Ahlaki bakımdan da kendini sorguluyor, öğretimdeki niyetinni tamamıyla Allah rızası olmadığını, makam ve şöhret arzusunun da bulunduğunu fark ediyordu. Gazali, bu yüzden defalarca Bağdat'tan ayrılmaya niyet ettiyse de nefsiyle 6 ay boyunca mücadele etmek zorunda kaldı. Bu hal onda hastalığa sebep oldu. Tedavide başarılı olamayan doktorlar hastalığın psikolojik olduğu kanaatine vardı.

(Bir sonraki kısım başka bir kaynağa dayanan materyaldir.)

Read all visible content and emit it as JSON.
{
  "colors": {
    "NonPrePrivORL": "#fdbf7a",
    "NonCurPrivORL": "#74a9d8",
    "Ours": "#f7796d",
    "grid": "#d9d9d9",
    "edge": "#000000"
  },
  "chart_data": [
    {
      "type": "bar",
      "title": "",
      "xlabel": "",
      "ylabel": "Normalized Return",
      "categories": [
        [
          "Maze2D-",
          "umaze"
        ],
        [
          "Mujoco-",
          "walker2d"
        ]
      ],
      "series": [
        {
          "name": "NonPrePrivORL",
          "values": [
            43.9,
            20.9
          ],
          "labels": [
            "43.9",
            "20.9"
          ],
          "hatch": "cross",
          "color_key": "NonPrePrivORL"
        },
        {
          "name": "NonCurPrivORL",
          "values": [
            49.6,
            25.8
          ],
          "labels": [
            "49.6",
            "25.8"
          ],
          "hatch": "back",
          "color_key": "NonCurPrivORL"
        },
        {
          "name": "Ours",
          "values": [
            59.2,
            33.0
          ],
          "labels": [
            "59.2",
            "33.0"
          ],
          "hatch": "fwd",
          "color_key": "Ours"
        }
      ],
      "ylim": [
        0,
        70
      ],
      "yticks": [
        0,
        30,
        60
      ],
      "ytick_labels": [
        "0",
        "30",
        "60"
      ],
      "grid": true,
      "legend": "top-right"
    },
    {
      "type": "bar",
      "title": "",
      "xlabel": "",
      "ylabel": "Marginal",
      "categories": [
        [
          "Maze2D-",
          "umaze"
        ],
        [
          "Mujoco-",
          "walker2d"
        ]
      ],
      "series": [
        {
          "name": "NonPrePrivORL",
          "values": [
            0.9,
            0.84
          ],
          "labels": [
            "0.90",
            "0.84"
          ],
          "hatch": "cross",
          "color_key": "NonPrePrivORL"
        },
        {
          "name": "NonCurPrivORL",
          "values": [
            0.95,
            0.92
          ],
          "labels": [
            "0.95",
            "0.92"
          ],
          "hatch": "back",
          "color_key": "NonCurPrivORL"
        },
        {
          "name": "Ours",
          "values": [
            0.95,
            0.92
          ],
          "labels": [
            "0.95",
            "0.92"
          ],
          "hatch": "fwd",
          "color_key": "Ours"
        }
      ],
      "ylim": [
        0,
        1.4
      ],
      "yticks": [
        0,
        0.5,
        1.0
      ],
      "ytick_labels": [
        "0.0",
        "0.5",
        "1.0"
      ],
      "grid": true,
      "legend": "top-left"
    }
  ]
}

NihAyet duası kabul edilerek gönlünün makam, mal, evlat ve dostlardan ayrılmaya rıza göstermesi üzerine Bağdat'la olan bütün ilişkilerini kesmeye karar verdi. Ailesine yetecek miktardan fazla olan bütün malını muhtaçlara dağıttı. 1095'te medresedeki görevini kardeşine devrederek Bağdat'tan ayrıldı.
Şam'a giden ve iki yıla yakın bir süre orada kalan Gazali, Emeviyye Camii'ne çekilerek nefsini terbiye etmek, ahlakını güzelleştirmek ve kalbini arındırmak için riyazet ve mücahede ile meşgul oldu. Bir süre Kudüs'te kaldı.
Ardından hac farîzasını yerine getirmek, Mekke ve Medine’nin bereketlerinden nasibini almak ve Resûlullah’ı ziyaret etmek düşüncesiyle Hicaz’a gitti. Daha sonra vatan hasreti ve çocuklarının daveti onu memleketine çekti.
Gazali'nin halvet dönemi yaklaşık on bir yıl sürdü. Kendisine 'saymakla bitirilemeyecek durumları' keşfetme imkanı veren bu dönem hakkında yeterince bilgi yoktur.
1106'da Nişabur'a dönen Gazali, Nizamiye Medresesi'nde tekrar örğtemi görevine başladı. İkinci hocalık dönemini, "O zaman mevki kazandıran ilmi öğretiyordum; şimdi ise mevki terk ettiren ilme çağırıyorum" sözleriyle açıkladı.
Sağlık sorunları ve yeniden halvete çekilme isteği nedeniyle Gazali'nin ikinci hocalık dönemi 3 yıl sürdü. 1109'da Tus'a döndü. Evinin yanına fukaha için medrese, sufiyye için de hankah yaptıran Gazali ömrünün son demlerini ders okutmak, gönül ehlinin sohetlerine katılmak ve eser yazmakla geçirdi.
Gazali, 1111 yılında vefat etti. Tus'ta ünlü şair Firdevsi'nin mezarının yakınına defnedildi. Günümüzde burada bulunan yapı halk arasında Hârûniyye adıyla anılmakta ve bunun bahçesinde yer alan bir kabir Gazzâlî’nin mezarı olarak gösterilmektedir.